The Limits of the Evidence

This remains a retrospective study, and its limitations are real. The cohort was molecularly selected, not an unselected NSCLC population, so the results cannot automatically be generalized to all metastatic cases. Molecular testing methods varied across centers and over time, PD-L1 data were incomplete, ECOG performance status was unavailable, and some subgroups were small.

Treatment patterns were also heavily tied to driver subtype, which makes it difficult to completely separate biomarker effects from therapy effects.

The authors also appropriately note that only baseline CEA was studied. Longitudinal CEA kinetics may ultimately be more clinically informative than a single baseline value, especially in patients receiving targeted therapy, where early biomarker changes may reflect treatment response or resistance patterns.

The Bottom Line

The study by Aytac and colleagues does not redefine CEA as a precision oncology biomarker. But it does sharpen its relevance.

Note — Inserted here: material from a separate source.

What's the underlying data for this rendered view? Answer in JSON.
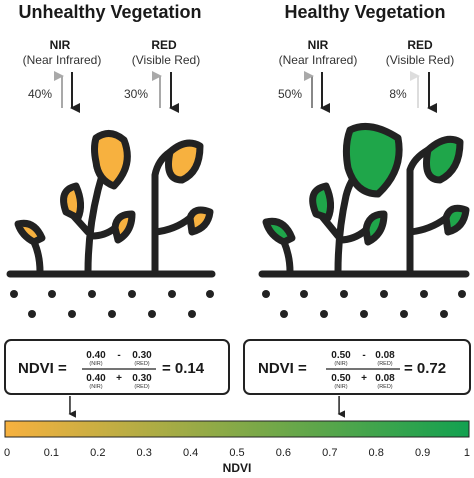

In metastatic NSCLC with oncogenic driver alterations, baseline CEA levels were not uniformly distributed. They were highest in EGFR-mutant tumors, lower in several other molecular subgroups, and independently associated with metastatic burden, histology, and overall survival. Higher baseline CEA remained a marker of worse prognosis even after adjustment for driver subtype.

For clinicians, that means CEA may still have a role as an adjunctive clinical signal in metastatic NSCLC, especially when interpreted in context rather than isolation. It reflects disease burden, but it may also reflect something deeper about tumor biology. In the molecular era, that makes it more interesting than it first appears.